In my opinion, psychiatrists have been placed in GP practices to see patients with mental health problems and to provide support for less acute psychological diagnoses. It is a brilliant idea and means fewer referrals to secondary mental health care. Surely something like this could be implemented nationwide — and with other disciplines?

These suggestions are just a start, Wes. I’m sure there will be readers who can tell you their own stories, and many who will have clever and clever solutions.

I trained as a doctor because I wanted to work in the NHS. I am devastated to see it come to its knees. Please do your best. We may not agree on everything politically but I wish you success from the bottom of my heart.

Maximum

Pit Celebs Against the Pros

The Strictly saga reaches a climax today with the announcement of the BBC’s verdict on the feud between professional dancer Giovanni Pernice and actress Amanda Abbington. Whatever it finds, the mental health of both has suffered and the Corporation urgently needs to protect future contestants.

Perhaps the problem lies in the culture clash at the heart of the show. Professional dancers require very different personality traits than celebrities. Discipline is everything. Dedication to their craft consumes their lives. The professional dancers I know tolerate training and a lifestyle that few could sustain. To some, it may even feel sadistic, but to the dancers, it’s a means to an end—a necessary sacrifice for their art.

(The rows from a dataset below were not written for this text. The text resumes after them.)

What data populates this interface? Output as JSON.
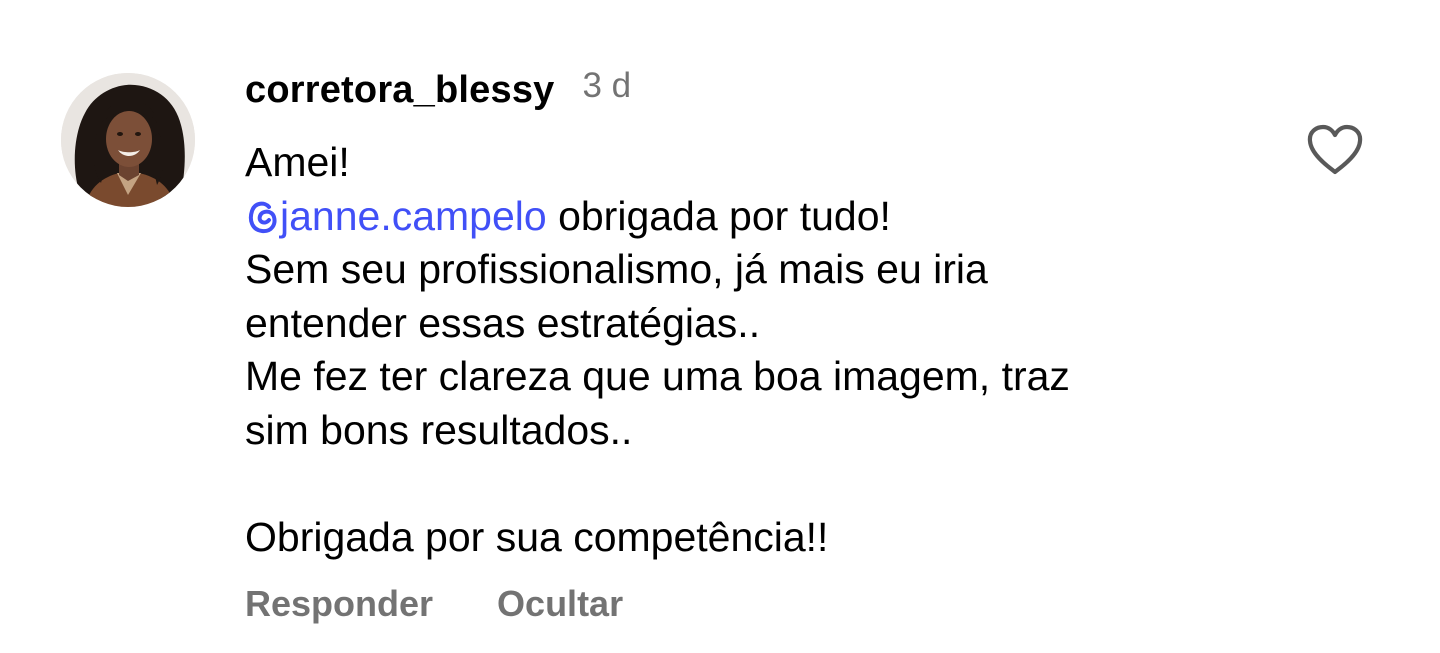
{
  "comment": {
    "author": "corretora_blessy",
    "time": "3 d",
    "avatar_icon": "profile-photo",
    "body": {
      "line1": "Amei!",
      "mention": "janne.campelo",
      "mention_icon": "threads-icon",
      "line2_rest": " obrigada por tudo!",
      "line3": "Sem seu profissionalismo, já mais eu iria",
      "line4": "entender essas estratégias..",
      "line5": "Me fez ter clareza que uma boa imagem, traz",
      "line6": "sim bons resultados..",
      "line7": "Obrigada por sua competência!!"
    },
    "actions": {
      "reply": "Responder",
      "hide": "Ocultar"
    },
    "like_icon": "heart-outline-icon"
  },
  "colors": {
    "mention": "#4150f7",
    "muted": "#737373",
    "text": "#000000"
  }
}
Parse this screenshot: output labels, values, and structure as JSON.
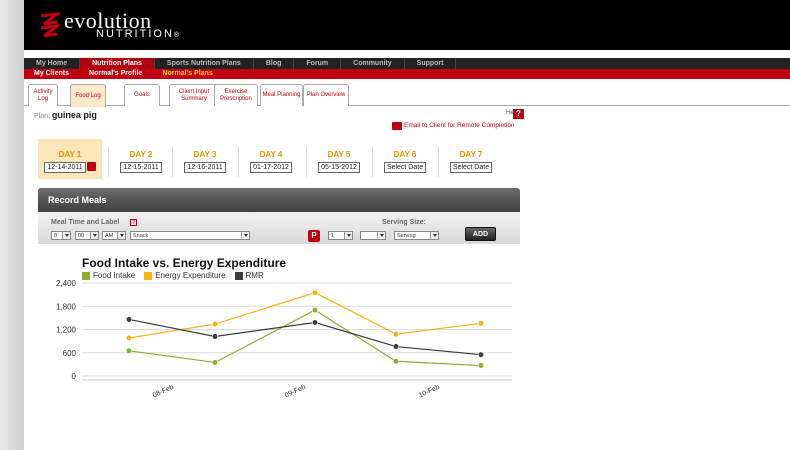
{
  "brand": {
    "name_main": "evolution",
    "name_sub": "NUTRITION",
    "reg": "®"
  },
  "topnav": [
    {
      "label": "My Home",
      "active": false
    },
    {
      "label": "Nutrition Plans",
      "active": true
    },
    {
      "label": "Sports Nutrition Plans",
      "active": false
    },
    {
      "label": "Blog",
      "active": false
    },
    {
      "label": "Forum",
      "active": false
    },
    {
      "label": "Community",
      "active": false
    },
    {
      "label": "Support",
      "active": false
    }
  ],
  "subnav": [
    {
      "label": "My Clients",
      "active": false
    },
    {
      "label": "Normal's Profile",
      "active": false
    },
    {
      "label": "Normal's Plans",
      "active": true
    }
  ],
  "tabs": [
    {
      "label": "Activity Log",
      "active": false
    },
    {
      "label": "Food Log",
      "active": true
    },
    {
      "label": "Goals",
      "active": false
    },
    {
      "label": "Client Input Summary",
      "active": false
    },
    {
      "label": "Exercise Prescription",
      "active": false
    },
    {
      "label": "Meal Planning",
      "active": false
    },
    {
      "label": "Plan Overview",
      "active": false
    }
  ],
  "plan": {
    "prefix": "Plan:",
    "name": "guinea pig"
  },
  "help": {
    "label": "Help",
    "icon": "question-icon"
  },
  "email_link": "Email to Client for Remote Completion",
  "days": [
    {
      "label": "DAY 1",
      "date": "12-14-2011",
      "active": true
    },
    {
      "label": "DAY 2",
      "date": "12-15-2011",
      "active": false
    },
    {
      "label": "DAY 3",
      "date": "12-16-2011",
      "active": false
    },
    {
      "label": "DAY 4",
      "date": "01-17-2012",
      "active": false
    },
    {
      "label": "DAY 5",
      "date": "05-15-2012",
      "active": false
    },
    {
      "label": "DAY 6",
      "date": "Select Date",
      "active": false
    },
    {
      "label": "DAY 7",
      "date": "Select Date",
      "active": false
    }
  ],
  "record_meals": {
    "title": "Record Meals",
    "meal_time_label": "Meal Time and Label",
    "hour": "8",
    "minute": "00",
    "ampm": "AM",
    "meal_label": "Snack",
    "serving_size_label": "Serving Size:",
    "qty": "1",
    "fraction": "",
    "unit": "Serving",
    "add_label": "ADD"
  },
  "chart_data": {
    "type": "line",
    "title": "Food Intake vs. Energy Expenditure",
    "x_tick_labels": [
      "08-Feb",
      "09-Feb",
      "10-Feb"
    ],
    "ylim": [
      0,
      2400
    ],
    "y_ticks": [
      "2,400",
      "1,800",
      "1,200",
      "600",
      "0"
    ],
    "y_tick_values": [
      2400,
      1800,
      1200,
      600,
      0
    ],
    "grid": true,
    "legend_position": "top-left",
    "series": [
      {
        "name": "Food Intake",
        "color": "#8cae2e",
        "values": [
          650,
          350,
          1700,
          380,
          270
        ]
      },
      {
        "name": "Energy Expenditure",
        "color": "#f3b511",
        "values": [
          980,
          1340,
          2150,
          1080,
          1360
        ]
      },
      {
        "name": "RMR",
        "color": "#3c3c3c",
        "values": [
          1460,
          1020,
          1380,
          760,
          550
        ]
      }
    ]
  }
}
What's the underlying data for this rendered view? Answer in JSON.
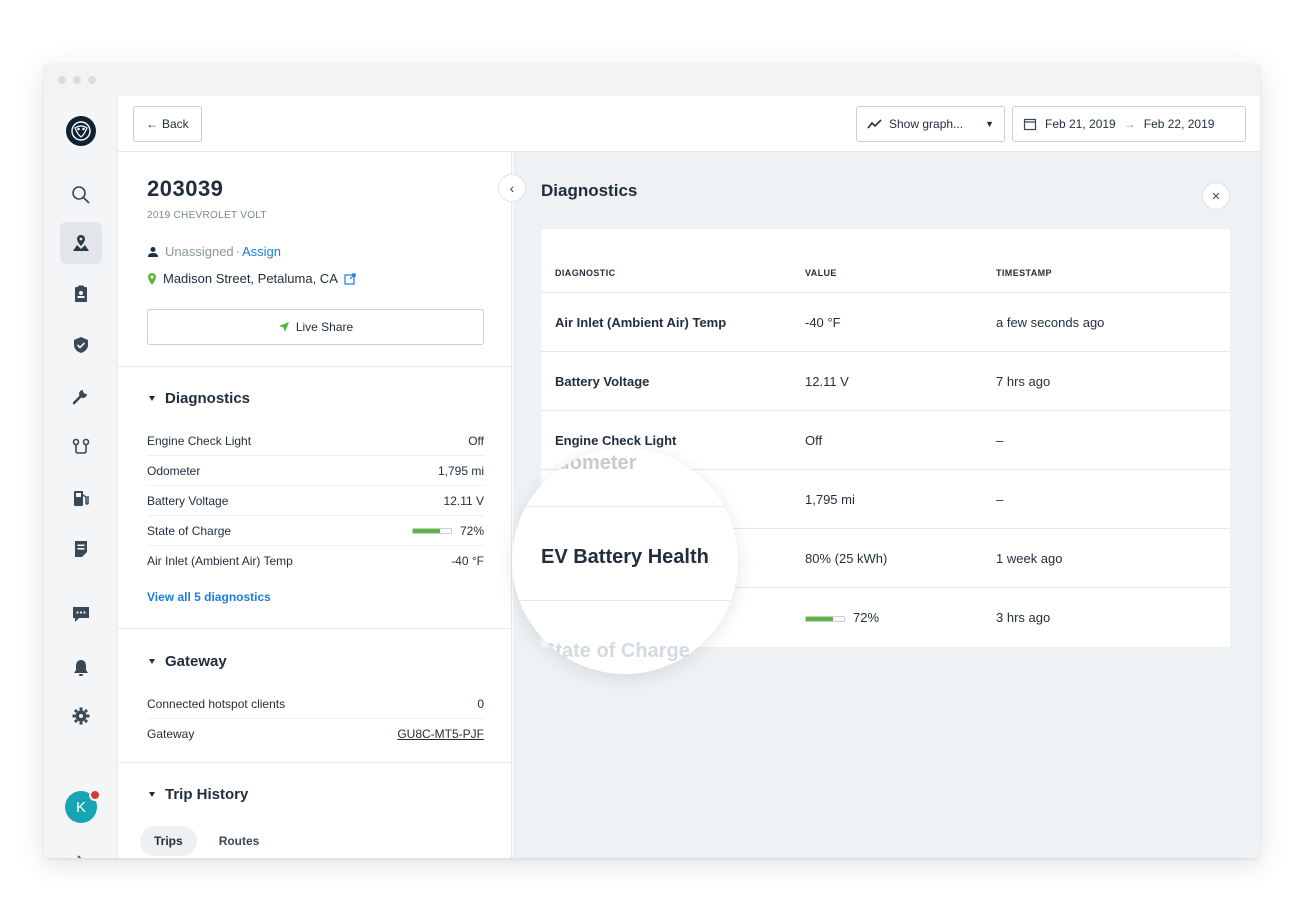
{
  "window": {
    "dots": 3
  },
  "sidebar": {
    "items": [
      {
        "icon": "search-icon"
      },
      {
        "icon": "map-pin-icon",
        "active": true
      },
      {
        "icon": "clipboard-icon"
      },
      {
        "icon": "shield-icon"
      },
      {
        "icon": "wrench-icon"
      },
      {
        "icon": "route-icon"
      },
      {
        "icon": "fuel-icon"
      },
      {
        "icon": "document-icon"
      },
      {
        "icon": "chat-icon"
      },
      {
        "icon": "bell-icon"
      },
      {
        "icon": "gear-icon"
      }
    ],
    "avatar_initial": "K",
    "expand_icon": "chevron-right-icon"
  },
  "topbar": {
    "back_label": "Back",
    "graph_label": "Show graph...",
    "date_start": "Feb 21, 2019",
    "date_end": "Feb 22, 2019"
  },
  "vehicle": {
    "id": "203039",
    "model": "2019 CHEVROLET VOLT",
    "driver_status": "Unassigned",
    "separator": "·",
    "assign_label": "Assign",
    "location": "Madison Street, Petaluma, CA",
    "live_share_label": "Live Share"
  },
  "diagnostics_summary": {
    "title": "Diagnostics",
    "rows": [
      {
        "label": "Engine Check Light",
        "value": "Off"
      },
      {
        "label": "Odometer",
        "value": "1,795 mi"
      },
      {
        "label": "Battery Voltage",
        "value": "12.11 V"
      },
      {
        "label": "State of Charge",
        "value": "72%",
        "charge_fraction": 0.72
      },
      {
        "label": "Air Inlet (Ambient Air) Temp",
        "value": "-40 °F"
      }
    ],
    "view_all_label": "View all 5 diagnostics"
  },
  "gateway": {
    "title": "Gateway",
    "rows": [
      {
        "label": "Connected hotspot clients",
        "value": "0"
      },
      {
        "label": "Gateway",
        "value": "GU8C-MT5-PJF"
      }
    ]
  },
  "trip_history": {
    "title": "Trip History",
    "tabs": [
      {
        "label": "Trips",
        "active": true
      },
      {
        "label": "Routes",
        "active": false
      }
    ]
  },
  "diagnostics_panel": {
    "title": "Diagnostics",
    "columns": [
      "DIAGNOSTIC",
      "VALUE",
      "TIMESTAMP"
    ],
    "rows": [
      {
        "diagnostic": "Air Inlet (Ambient Air) Temp",
        "value": "-40 °F",
        "timestamp": "a few seconds ago"
      },
      {
        "diagnostic": "Battery Voltage",
        "value": "12.11 V",
        "timestamp": "7 hrs ago"
      },
      {
        "diagnostic": "Engine Check Light",
        "value": "Off",
        "timestamp": "–"
      },
      {
        "diagnostic": "",
        "value": "1,795 mi",
        "timestamp": "–"
      },
      {
        "diagnostic": "",
        "value": "80% (25 kWh)",
        "timestamp": "1 week ago"
      },
      {
        "diagnostic": "",
        "value": "72%",
        "timestamp": "3 hrs ago",
        "charge_fraction": 0.72
      }
    ]
  },
  "magnifier": {
    "ghost_top": "Odometer",
    "main": "EV Battery Health",
    "ghost_bottom": "State of Charge"
  },
  "colors": {
    "accent_link": "#1a7fdc",
    "charge_green": "#5cb63c",
    "avatar": "#19a4b5",
    "notification": "#d63b2f",
    "logo_bg": "#0f2233"
  }
}
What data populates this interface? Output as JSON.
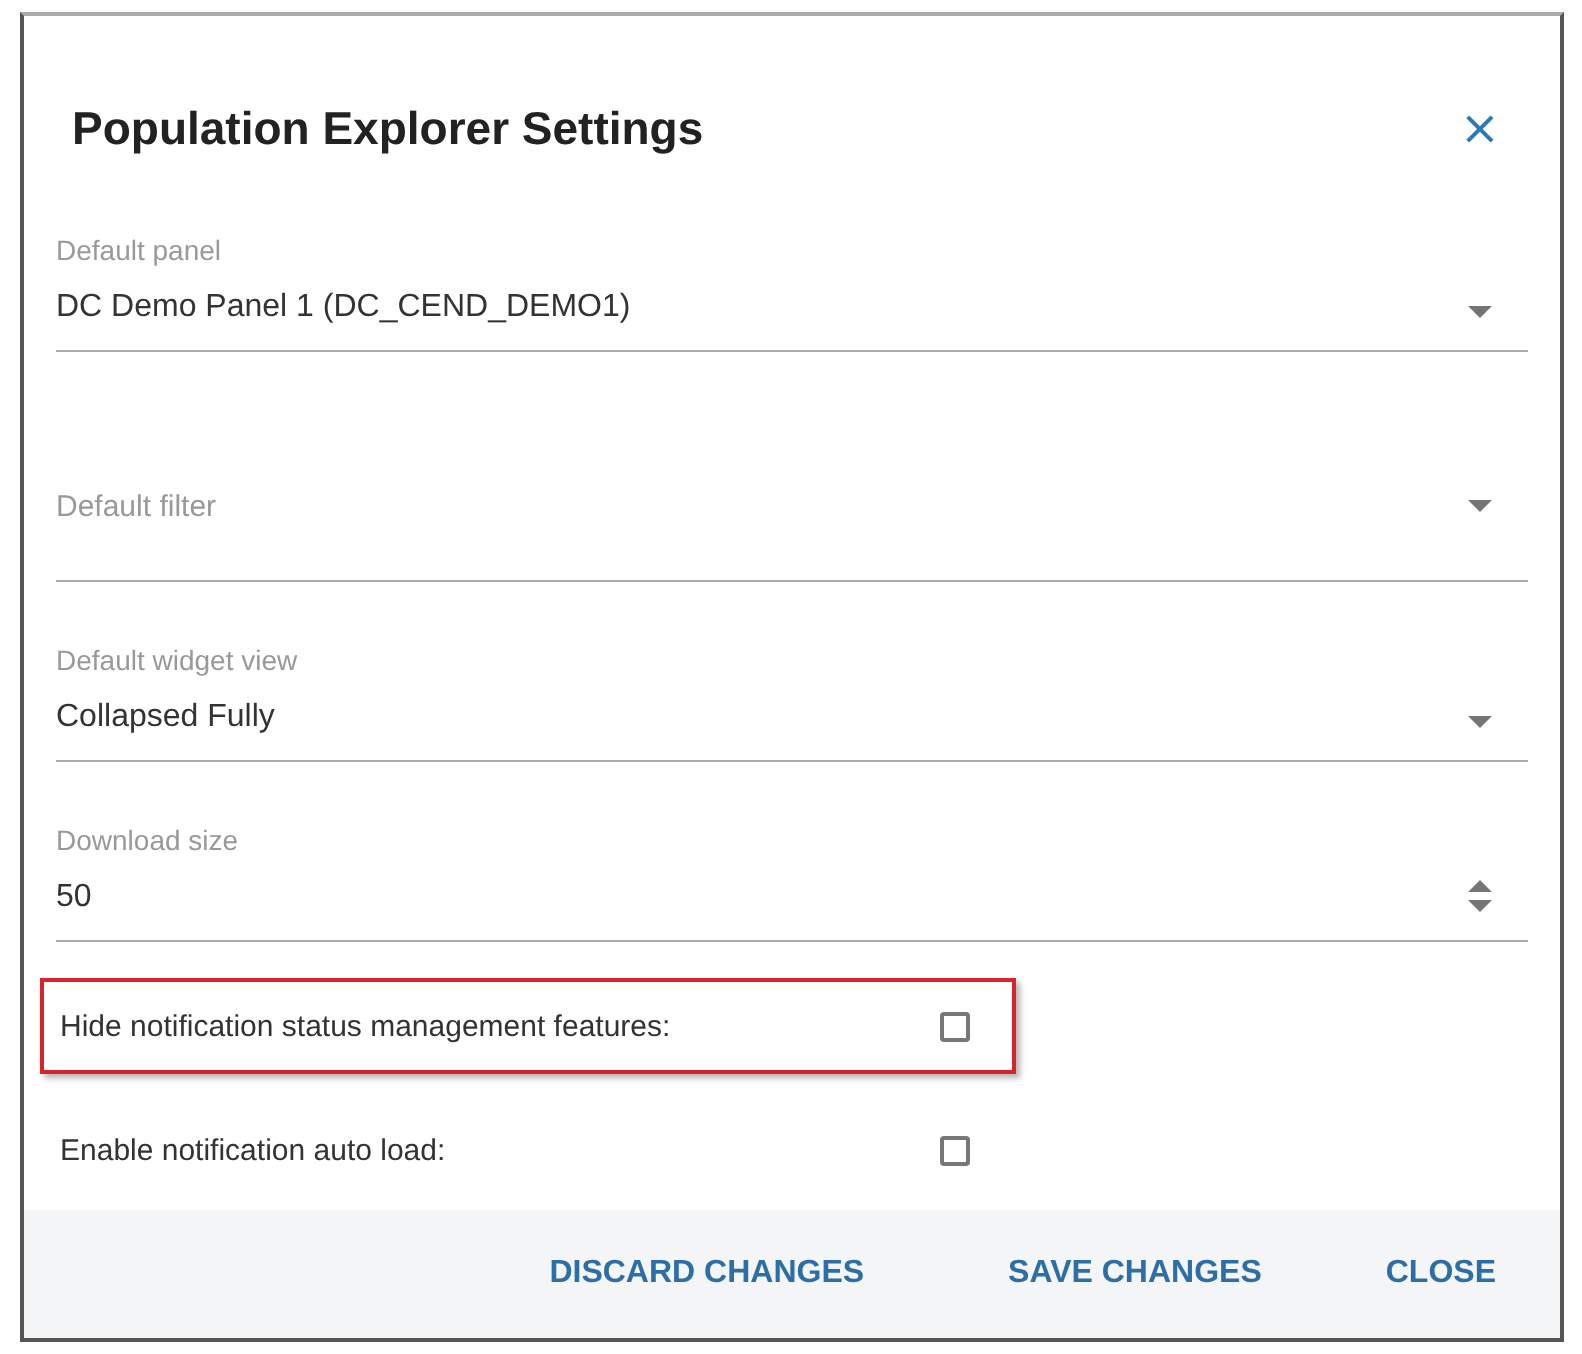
{
  "dialog": {
    "title": "Population Explorer Settings",
    "close_icon": "×"
  },
  "fields": [
    {
      "kind": "select",
      "label": "Default panel",
      "value": "DC Demo Panel 1 (DC_CEND_DEMO1)"
    },
    {
      "kind": "select",
      "label": "Default filter"
    },
    {
      "kind": "select",
      "label": "Default widget view",
      "value": "Collapsed Fully"
    },
    {
      "kind": "number",
      "label": "Download size",
      "value": "50"
    }
  ],
  "checkboxes": [
    {
      "label": "Hide notification status management features:",
      "checked": false,
      "highlighted": true
    },
    {
      "label": "Enable notification auto load:",
      "checked": false,
      "highlighted": false
    }
  ],
  "buttons": [
    "DISCARD CHANGES",
    "SAVE CHANGES",
    "CLOSE"
  ]
}
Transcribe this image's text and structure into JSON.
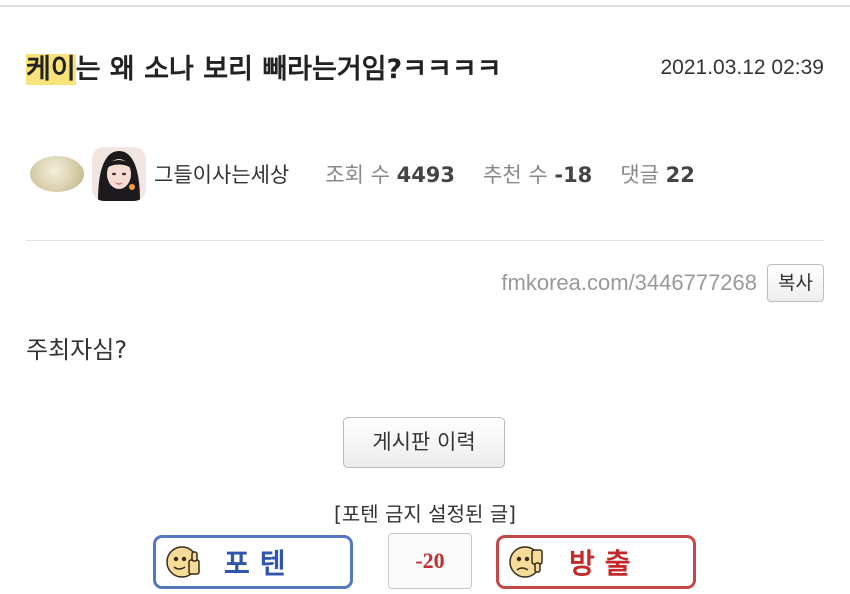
{
  "post": {
    "title_highlight": "케이",
    "title_rest": "는 왜 소나 보리 빼라는거임?ㅋㅋㅋㅋ",
    "date": "2021.03.12 02:39"
  },
  "author": {
    "nickname": "그들이사는세상"
  },
  "stats": {
    "views_label": "조회 수",
    "views": "4493",
    "recommend_label": "추천 수",
    "recommend": "-18",
    "comments_label": "댓글",
    "comments": "22"
  },
  "link": {
    "url": "fmkorea.com/3446777268",
    "copy_label": "복사"
  },
  "content": {
    "body": "주최자심?"
  },
  "board_history_label": "게시판 이력",
  "notice": "[포텐 금지 설정된 글]",
  "vote": {
    "up_label": "포텐",
    "score": "-20",
    "down_label": "방출"
  },
  "colors": {
    "highlight": "#f8e27a",
    "up_border": "#5577bf",
    "down_border": "#c34848",
    "score_text": "#c13030"
  }
}
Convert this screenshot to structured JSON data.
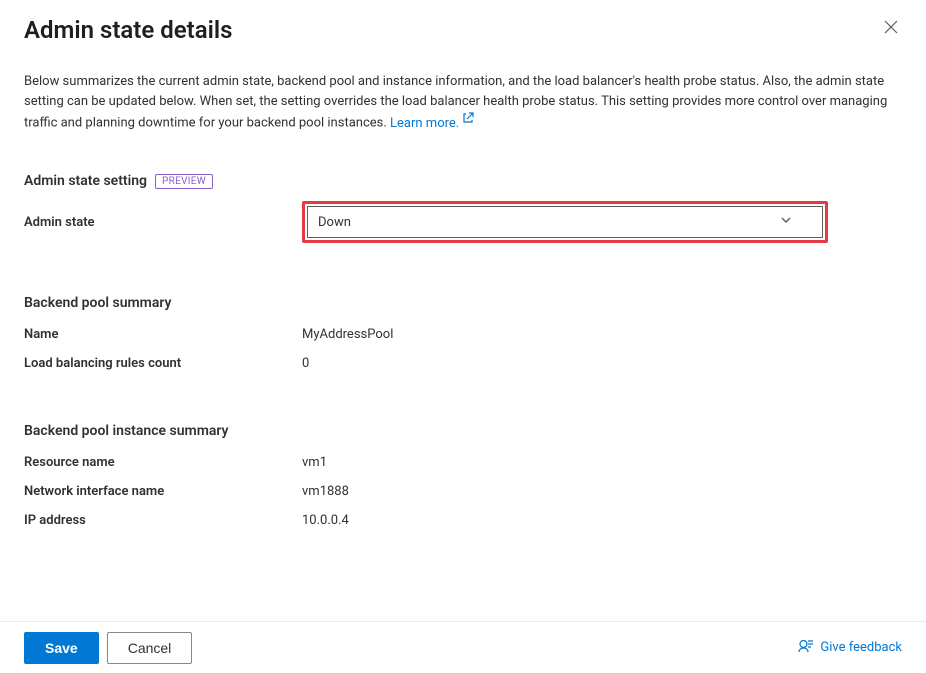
{
  "header": {
    "title": "Admin state details"
  },
  "description": {
    "text": "Below summarizes the current admin state, backend pool and instance information, and the load balancer's health probe status. Also, the admin state setting can be updated below. When set, the setting overrides the load balancer health probe status. This setting provides more control over managing traffic and planning downtime for your backend pool instances.",
    "learn_more": "Learn more."
  },
  "admin_state_section": {
    "heading": "Admin state setting",
    "badge": "PREVIEW",
    "label": "Admin state",
    "selected": "Down"
  },
  "backend_pool_summary": {
    "heading": "Backend pool summary",
    "name_label": "Name",
    "name_value": "MyAddressPool",
    "rules_label": "Load balancing rules count",
    "rules_value": "0"
  },
  "backend_pool_instance": {
    "heading": "Backend pool instance summary",
    "resource_label": "Resource name",
    "resource_value": "vm1",
    "nic_label": "Network interface name",
    "nic_value": "vm1888",
    "ip_label": "IP address",
    "ip_value": "10.0.0.4"
  },
  "footer": {
    "save": "Save",
    "cancel": "Cancel",
    "feedback": "Give feedback"
  }
}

Celebrities are motivated by different things: admiration, adoration, being in the spotlight.

I wonder how many people understand the difference before they sign up for the show. And whether the BBC prepares them for it.

The BBC's verdict on the feud between professional dancer Giovanni Pernice and actress Amanda Abbington is announced today

The BBC’s verdict on the feud between professional dancer Giovanni Pernice and actress Amanda Abbington is announced today

One in ten people have problems with continence. But how often do you hear someone talk about it?

Now the estimated eight million Britons living with overactive bladder (a cause of incontinence) could have a new lease on life after authorities approved the drug vibegron.

We should no longer be ashamed of this problem and seek treatment.

Dr. Max prescribes… Blood donation

The NHS has issued a warning saying that there are only a few days of blood left after the recent cyber attack which led to thousands of operations being postponed. The supply of O negative is at 1.6 days, while for all blood types it is 4.3 days.

People with O-negative and O-positive blood – the most common types – are encouraged to donate.

Register and book an appointment via the GiveBloodNHS app or at www.bloed.co.uk.